Si l’histoire est un perpétuel recommencement, comme l'affirmait l’historien grec Thucydide, le Liban d’après-guerre en est une parfaite illustration. D’élections en élections, les mêmes figures, les mêmes familles politiques et toujours les mêmes favoris. Seul signe du temps qui passe : des changements de prénoms reflétant parfois un passage de génération. Ils sont plus d’une quarantaine de « fils de » ou de « filles de » à concourir cette année.

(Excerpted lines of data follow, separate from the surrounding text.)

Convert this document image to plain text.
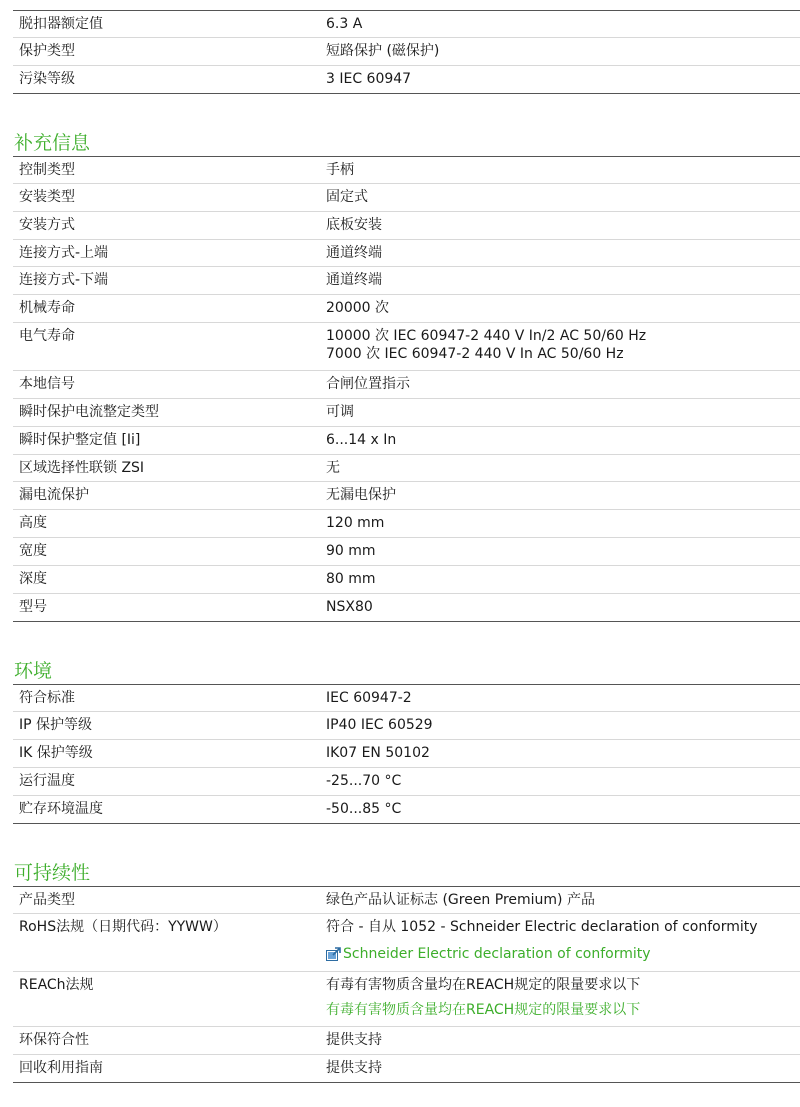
脱扣器额定值	6.3 A
保护类型	短路保护 (磁保护)
污染等级	3 IEC 60947
补充信息
控制类型	手柄

安装类型	固定式

安装方式	底板安装

连接方式-上端	通道终端

连接方式-下端	通道终端

机械寿命	20000 次

电气寿命	10000 次 IEC 60947-2 440 V In/2 AC 50/60 Hz
7000 次 IEC 60947-2 440 V In AC 50/60 Hz

本地信号	合闸位置指示

瞬时保护电流整定类型	可调

瞬时保护整定值 [Ii]	6...14 x In

区域选择性联锁 ZSI	无

漏电流保护	无漏电保护

高度	120 mm

宽度	90 mm

深度	80 mm

型号	NSX80
环境
符合标准	IEC 60947-2

IP 保护等级	IP40 IEC 60529

IK 保护等级	IK07 EN 50102

运行温度	-25...70 °C

贮存环境温度	-50...85 °C
可持续性
产品类型	绿色产品认证标志 (Green Premium) 产品
RoHS法规（日期代码：YYWW）	符合 - 自从 1052 - Schneider Electric declaration of conformity
Schneider Electric declaration of conformity

REACh法规	有毒有害物质含量均在REACH规定的限量要求以下
有毒有害物质含量均在REACH规定的限量要求以下

环保符合性	提供支持
回收利用指南	提供支持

Que la politique se transmette en héritage dans un pays où les réseaux sont le meilleur, et souvent le seul, moyen d’arriver n’est pas étonnant. La plupart des médecins sont bien fils de médecins, et les avocats fils d’avocats. Il est plus affligeant en revanche de voir à quel point ils sont incapables de porter le changement et de répondre aux aspirations de la jeunesse qu’ils sont censés représenter. Ils reproduisent des discours féodaux, et défendent un système confessionnel basé sur le clientélisme, le seul à même de garantir leur arrivée et leur maintien au pouvoir, et plus tard celui de leurs enfants.
Au delà de la rhétorique, certains reprennent même les recettes de leurs aînés, alors qu'elles n’ont jamais fait leurs preuves.
Souvenez-vous “Horizon 2000”. C’était le nom du plan d’investissements décennal lancé en 1992 par Rafic Hariri, alors Premier ministre : 230 projets d’une valeur de 12,9 milliards de dollars, devant être menés par le Conseil du développement et de la reconstruction (CDR) et financés en partie par des prêts internationaux. Ce plan avait permis de doper l’économie grâce à une injection de capitaux les deux premières années, mais le miracle a été de courte durée. En l’absence d’une véritable réflexion économique et sociale sur l’avenir du pays et de réformes structurelles, la croissance s’est vite essoufflée. La corruption généralisée et institutionnalisée au nom de la paix civile, couplée à la politique monétaire menée, a fait exploser la dette publique. À l’horizon 2000, celle ci s’élevait à 25,2 milliards de dollars, contre 4,2 milliards en 1993, et le Liban était au bord de la faillite. Commence alors une longue fuite en avant, financée par des conférences d’aides internationales : Paris I en 2001, Paris II en 2002, Paris III en 2007 jusqu’à Paris IV en avril 2018, dite CEDRE.
Le nom a changé, mais les enjeux sont les mêmes. Vingt-cinq ans après son père, Saad Hariri sollicite une nouvelle fois la communauté internationale, avec quasiment le même plan : 250 projets d’infrastructures sur douze ans, 22 milliards de dollars à financer par des prêts internationaux et le secteur privé, et confiés à l’éternel et incontournable CDR.
Qu’a-t-on appris de l’échec de “Horizon 2000” ? Rien. On joue quand même le jeu pour sauver la face. On confie au cabinet McKinsey le soin de formuler une “vision économique”, on compile les réformes recommandées ces dernières années par le FMI et la Banque mondiale, et on va demander de l’argent à des bailleurs de fonds qui font mine d’y croire. Signe du manque de sérieux, à l’heure de passer sous presse, le “programme de réformes” devant être présenté à la conférence n’avait pas fait l’objet du moindre débat public ni même été présenté en Conseil des ministres ! Autre signe qui ne trompe pas : au lieu de s’engager à protéger le pays et son économie grâce à des réformes, le principal parti au pouvoir préfère miser sur un talisman pour éloigner le mauvais œil. Belle promesse de campagne.